Ma... Non è ancora uscito, giusto?... O me lo sono perso e basta?....

Neliel ha detto...

Nuuuuuuuuuuuuuuuuu l'aspettavo anch'io.... peccato.... lo vedrò cmq, magari mi fa un'impressione diversa.....

CyberLuke ha detto...

@Angel-A: in Italia esce il 29. Quella che ho visto io era un'anteprima.

Nabucodorozor ha detto...

Visto ieri, alla prima.
E francamente non capisco la tua stroncatura.
Io l'ho trovato perfettamente godibile, almeno al livello di District 9, e anche Damon, che e' un attore che di solito non mi piace, l'ho trovato parecchio in parte.
Posso chiederti dove hai ravvisato "mancanza di logica e coerenza"?

CyberLuke ha detto...

Ho un bell'elenco, ma sono tutti spoiler, ma uno proprio non mi è andato giù.
Su Elysium ci sono queste macchine che "riparano" letteralmente la gente.
E lo fanno con una velocità e una facilità che, ripeto, Gesù Cristo rosicherebbe. Ma dici: è un film di fantascienza, ci può stare.
Ma poi vedi uno che ha un cratere al posto della faccia perché gli è esplosa una granata a un centimetro dal naso.
E lo rimettono a posto.
Ora, uno con un cratere al posto della faccia, è morto.
Morto.
Quindi, fatemi capire. Elysium resuscita i morti? Manco nei film di Harry Potter.
La sospensione dell'incredulità mi sta bene, ma qui sei semplicemente disonesto verso lo spettatore.
E te ne ho detta solo una.

Andrea Viscusi ha detto...

tecnicamente gli scagnozzi del cattivo dicono che il cervello era ancora "vivo"... ma dubito che potesse davvero sopravvivere così a lungo con la faccia distrutta. magari un paio di minuti, ma di certo non tutto quel tempo...

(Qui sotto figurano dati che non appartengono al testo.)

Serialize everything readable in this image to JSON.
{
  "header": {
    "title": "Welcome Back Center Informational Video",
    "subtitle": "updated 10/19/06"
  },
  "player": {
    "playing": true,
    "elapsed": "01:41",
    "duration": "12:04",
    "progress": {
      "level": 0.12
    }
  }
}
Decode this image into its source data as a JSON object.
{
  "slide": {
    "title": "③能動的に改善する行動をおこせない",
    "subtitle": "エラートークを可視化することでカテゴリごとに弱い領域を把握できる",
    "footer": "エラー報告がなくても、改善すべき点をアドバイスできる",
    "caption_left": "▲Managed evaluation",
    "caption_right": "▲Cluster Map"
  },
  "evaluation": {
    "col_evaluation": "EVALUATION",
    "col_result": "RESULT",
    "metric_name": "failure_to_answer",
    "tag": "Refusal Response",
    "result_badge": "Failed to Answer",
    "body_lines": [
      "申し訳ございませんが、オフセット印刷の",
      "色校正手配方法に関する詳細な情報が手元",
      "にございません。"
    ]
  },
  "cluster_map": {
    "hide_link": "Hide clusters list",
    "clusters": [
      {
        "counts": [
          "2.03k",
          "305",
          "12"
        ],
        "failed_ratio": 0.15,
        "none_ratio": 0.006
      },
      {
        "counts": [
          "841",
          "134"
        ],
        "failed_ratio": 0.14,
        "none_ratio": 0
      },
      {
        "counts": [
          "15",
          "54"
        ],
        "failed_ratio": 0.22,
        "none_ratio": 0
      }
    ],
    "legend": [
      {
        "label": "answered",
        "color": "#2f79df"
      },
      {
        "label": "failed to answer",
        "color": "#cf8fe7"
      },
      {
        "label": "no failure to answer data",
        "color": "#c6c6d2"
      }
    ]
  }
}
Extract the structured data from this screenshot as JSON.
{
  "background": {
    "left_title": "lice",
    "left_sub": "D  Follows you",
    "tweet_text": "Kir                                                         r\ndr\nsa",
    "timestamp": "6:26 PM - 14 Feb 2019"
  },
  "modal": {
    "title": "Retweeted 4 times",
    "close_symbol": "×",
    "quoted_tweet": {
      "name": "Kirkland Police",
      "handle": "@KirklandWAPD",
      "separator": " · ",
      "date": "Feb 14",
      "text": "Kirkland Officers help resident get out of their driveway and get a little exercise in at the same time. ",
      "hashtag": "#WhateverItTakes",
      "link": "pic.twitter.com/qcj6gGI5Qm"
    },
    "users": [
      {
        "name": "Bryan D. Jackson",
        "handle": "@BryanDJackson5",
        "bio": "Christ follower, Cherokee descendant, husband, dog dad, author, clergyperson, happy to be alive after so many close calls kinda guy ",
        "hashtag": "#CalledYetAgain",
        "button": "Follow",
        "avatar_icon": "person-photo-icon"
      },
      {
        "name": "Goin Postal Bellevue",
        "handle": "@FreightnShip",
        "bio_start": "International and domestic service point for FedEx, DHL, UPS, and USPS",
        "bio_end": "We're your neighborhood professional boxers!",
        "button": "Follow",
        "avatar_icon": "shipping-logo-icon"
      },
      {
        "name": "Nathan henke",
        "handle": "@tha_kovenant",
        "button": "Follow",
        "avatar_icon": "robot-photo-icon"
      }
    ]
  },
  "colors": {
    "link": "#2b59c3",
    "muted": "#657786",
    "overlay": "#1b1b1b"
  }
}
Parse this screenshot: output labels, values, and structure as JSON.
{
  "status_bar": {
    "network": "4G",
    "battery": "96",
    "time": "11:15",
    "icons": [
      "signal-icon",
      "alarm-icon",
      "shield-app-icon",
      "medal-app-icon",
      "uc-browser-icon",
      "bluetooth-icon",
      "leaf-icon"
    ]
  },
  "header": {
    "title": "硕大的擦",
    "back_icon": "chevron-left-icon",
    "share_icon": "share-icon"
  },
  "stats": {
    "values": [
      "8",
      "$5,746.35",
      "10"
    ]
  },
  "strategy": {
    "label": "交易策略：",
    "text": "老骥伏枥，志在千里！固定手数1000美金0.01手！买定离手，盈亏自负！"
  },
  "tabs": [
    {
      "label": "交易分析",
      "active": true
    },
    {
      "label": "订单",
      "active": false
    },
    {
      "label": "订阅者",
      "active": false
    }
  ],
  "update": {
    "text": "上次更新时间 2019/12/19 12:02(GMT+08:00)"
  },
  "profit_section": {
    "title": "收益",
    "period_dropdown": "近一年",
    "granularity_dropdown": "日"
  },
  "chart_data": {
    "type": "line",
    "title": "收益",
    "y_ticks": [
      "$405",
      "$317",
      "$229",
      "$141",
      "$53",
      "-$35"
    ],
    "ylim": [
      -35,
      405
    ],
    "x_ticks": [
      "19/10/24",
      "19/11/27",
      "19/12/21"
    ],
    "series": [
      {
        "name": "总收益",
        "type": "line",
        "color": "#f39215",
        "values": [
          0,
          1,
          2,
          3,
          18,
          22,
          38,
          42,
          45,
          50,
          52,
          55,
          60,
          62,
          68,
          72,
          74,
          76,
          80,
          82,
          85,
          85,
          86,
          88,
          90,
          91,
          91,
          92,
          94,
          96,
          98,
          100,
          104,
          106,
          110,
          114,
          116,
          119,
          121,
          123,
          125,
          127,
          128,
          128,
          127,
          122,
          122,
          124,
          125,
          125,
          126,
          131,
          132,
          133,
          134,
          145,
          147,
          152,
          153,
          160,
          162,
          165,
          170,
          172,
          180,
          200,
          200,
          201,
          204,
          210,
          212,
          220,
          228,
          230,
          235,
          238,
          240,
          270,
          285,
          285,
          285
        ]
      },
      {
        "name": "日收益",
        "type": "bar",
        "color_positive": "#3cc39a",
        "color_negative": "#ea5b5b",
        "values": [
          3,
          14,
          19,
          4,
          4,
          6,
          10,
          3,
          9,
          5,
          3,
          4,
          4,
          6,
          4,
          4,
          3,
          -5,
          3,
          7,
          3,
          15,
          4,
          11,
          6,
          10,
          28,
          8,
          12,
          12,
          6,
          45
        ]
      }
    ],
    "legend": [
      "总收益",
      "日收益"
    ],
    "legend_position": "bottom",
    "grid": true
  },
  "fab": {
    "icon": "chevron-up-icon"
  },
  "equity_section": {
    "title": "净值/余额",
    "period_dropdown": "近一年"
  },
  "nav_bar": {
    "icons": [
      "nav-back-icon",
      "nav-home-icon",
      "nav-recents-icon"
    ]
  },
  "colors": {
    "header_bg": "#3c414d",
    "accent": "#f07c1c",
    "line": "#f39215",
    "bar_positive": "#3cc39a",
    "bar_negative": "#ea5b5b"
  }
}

e se così fosse, la capsula avrebbe dovuto curare senza problemi anche la ferita alla gola della foster...

CyberLuke ha detto...

Sì, tra l'altro.
Viene ferita la Number One di Elysium e nessuno che la ficca dentro una delle macchine miracolose?

Nicoletta ha detto...

Ho evitato di leggere tutto (spoiler) perchè lo devo ancora vedere e preferisco non sapere troppo, però mi spiace davvero che non ti sia piaciuto così tanto come ti aspettavi. Aspetto di vedere e farmi un'idea più precisa. Sicuramente il tuo post mi è servito per avere meno aspettative rispetto a prima.